TWENTY FIVE per cent funding cuts will mean 33,844 jobs being destroyed in English colleges. This news comes just a week after an analysis of similar level cuts to universities revealed over 22,500 university jobs will go, bringing the total jobs to go in post-16 education in England to a staggering 56,344.
Sally Hunt, the UCU union leader called the scale of the cuts facing further and higher education ‘a staggering hammer blow to the country’.
She added that, ‘The staff who survive this cull will have far less time to spend with students and will have considerably heavier workloads to deal with.’ The UCU has also worked out that the massive funding cuts mean that ‘at least 170,000 applicants will miss out on a university place this year’.
Hunt called this situation ‘frightening’.
Nevertheless, this is all that British capitalism can afford. Last Thursday, the Lib Dem Business Secretary Cable outlined this prospect.
He said that students ‘almost certainly will have to pay more but that is, at best, only part of the answer. The truth is that we need to rethink the case for our universities from the beginning.’ British capitalism is going to have to start again.
There is very little place in Cable’s universities of tomorrow for the arts. He states: ‘the CBI estimates that by 2014 there will be unmet demand for 775,000 roles requiring higher level science, technology, engineering and maths (STEM). Around 60% of businesses expect problems recruiting staff with STEM skills over the next three years. . . It cannot be right that a student invests time and money in getting a university qualification which they believe will lead to a rewarding career, and state support to get it, only to find that it turns out to be a dead end.’
He adds: ‘The reality is we are going to have to develop a model in which the balance of funding for higher education in England combines less public support and more private investment from those who benefit most from it.’
Further: ‘I am interested in. . .variable graduate contributions tied to earnings. I have spoken to Lord Browne about this and he has assured me that he is looking at this issue as part of his review.’
He adds: ‘A larger graduate contribution. . .is only part of the solution and there will still be severe financial pressures in the next few years.’
There also has to be a cull in university numbers and a very severe dumbing down. Cable says: ‘The Labour Government set an ambition for 50% participation. Some of us have long questioned whether this was sensible as well as affordable.’
Cable’s solution is to end the dividing line between HE and FE, have two-year instead of three-year degree course, and many more part-time and learn-at-home or -at-work courses. He asked the question: ‘Towards part time rather than full time study?’ and answers it: ‘At the very least government should remove any bias in funding against these activities. At present there is a heavy bias towards traditional, full-time, three-year degrees for 18 year olds, rather than part-time or adult or FE learning.’

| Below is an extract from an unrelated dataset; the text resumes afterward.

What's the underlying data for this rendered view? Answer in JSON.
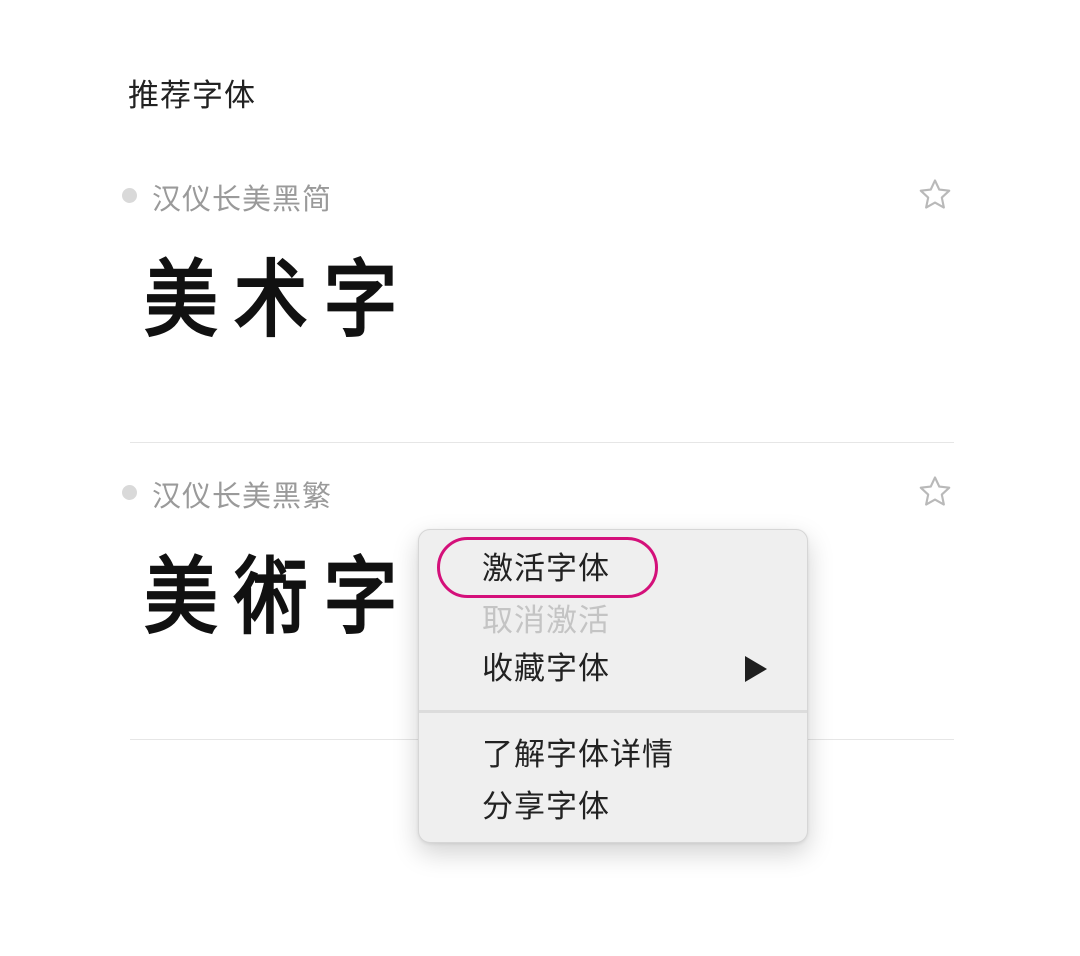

He asks: ‘how does the system deliver better outcomes with less state funding overall? . . .One approach is to allow the market to operate more freely.’
The universities are to be privatised, and courses and studies devised to suit the immediate interests of private employers. Cable explains: ‘But an expansion of providers doesn’t have to mean an expansion of degree-awarding bodies. . .Good quality higher education can be delivered by institutions that don’t themselves award the qualifications that their students take. Indeed, I can see real benefits for institutions that focus on providing excellent teaching, in linking themselves to established brands with global brands with global recognition when it comes to awarding degrees.’ We can look forward to the world-wide McDonald’s degree!